The other executives who presided over HUMC in 2009, the year that its former consultant was convicted, also did very well for themselves,
His senior vice president for operations, Doreen Santora, received $2.6 million — including more than $1.5 million in severance — when she left in the executive reshuffling that followed, the documents show.
In all, seven top executives at the non-profit hospital each received more than $1 million in total compensation in 2009, up from five the year before.
This extremely generous compensation could not be related to the financial success of the hospital at the time:
The compensation packages came in a year in which tax filings show the 775-bed medical center employed 317 fewer staff and Moody's Investors Service downgraded its credit rating to Baa1, leading to higher interest payments when new debt is issued.
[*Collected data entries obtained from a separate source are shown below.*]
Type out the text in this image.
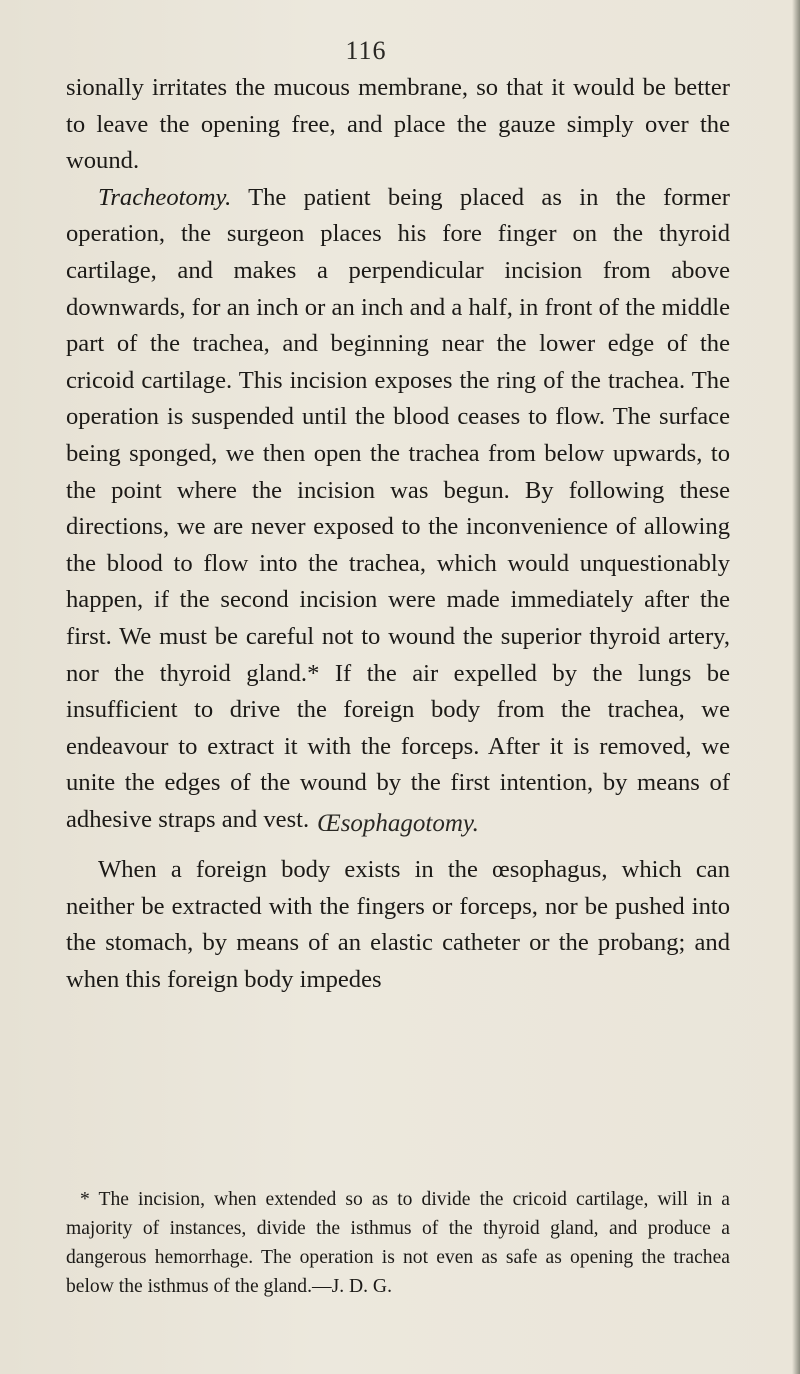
116

sionally irritates the mucous membrane, so that it would be better to leave the opening free, and place the gauze simply over the wound.

Tracheotomy. The patient being placed as in the former operation, the surgeon places his fore finger on the thyroid cartilage, and makes a perpendicular incision from above downwards, for an inch or an inch and a half, in front of the middle part of the trachea, and beginning near the lower edge of the cricoid cartilage. This incision exposes the ring of the trachea. The operation is suspended until the blood ceases to flow. The surface being sponged, we then open the trachea from below upwards, to the point where the incision was begun. By following these directions, we are never exposed to the inconvenience of allowing the blood to flow into the trachea, which would unquestionably happen, if the second incision were made immediately after the first. We must be careful not to wound the superior thyroid artery, nor the thyroid gland.* If the air expelled by the lungs be insufficient to drive the foreign body from the trachea, we endeavour to extract it with the forceps. After it is removed, we unite the edges of the wound by the first intention, by means of adhesive straps and vest. Œsophagotomy.

When a foreign body exists in the œsophagus, which can neither be extracted with the fingers or forceps, nor be pushed into the stomach, by means of an elastic catheter or the probang; and when this foreign body impedes

* The incision, when extended so as to divide the cricoid cartilage, will in a majority of instances, divide the isthmus of the thyroid gland, and produce a dangerous hemorrhage. The operation is not even as safe as opening the trachea below the isthmus of the gland.—J. D. G.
If this was pay for performance, by what measure these executives' performance was measured was not clear. Actually, who even decided to award them such sumptuous pay was unclear:
only a handful of board members were aware of the millions of dollars in pay and perks that had been handed out to executives over the last few years. Several employees saw their overall compensation double or triple.
Board members expressed 'sticker shock' when they first learned of the compensation numbers at a fall 2009 meeting, said J. Fletcher Creamer Jr., who completed his term as chairman of the board of governors in March.
'We went through every single executive' whose salaries must be disclosed on the IRS form for non-profit institutions, Creamer said in an interview earlier this year. 'It's the first time they actually saw it. … We always made the numbers available if they wanted to come see it, but not everyone looked.'
Keep in mind that per the first NorthJersey.com article, Mr Creamer will still be in a "key role" at HUMC, his failure to think that top executives' compensation was something his fellow board members needed to consider notwithstanding.
Summary
Is this any way to run a hospital "which has a national reputation for quality care?" The hospital leadership did and still appears to be an "insider's group" which works to promote its own self-interest.
As we have said before, far too often the leaders of not-for-profit health care institutions seem more interested in padding their own bottom lines than upholding the institutions' missions. They often seem entirely unaware of their duty to put those missions ahead of their own self-interest. Like the financial services sector in the era of "greed is good," health care too often seems run by "insiders hijacking established institutions for their personal benefit." True health care reform would encourage leadership of health care who understand health care and care about its mission, rather than those who see a quick way to make a small fortune.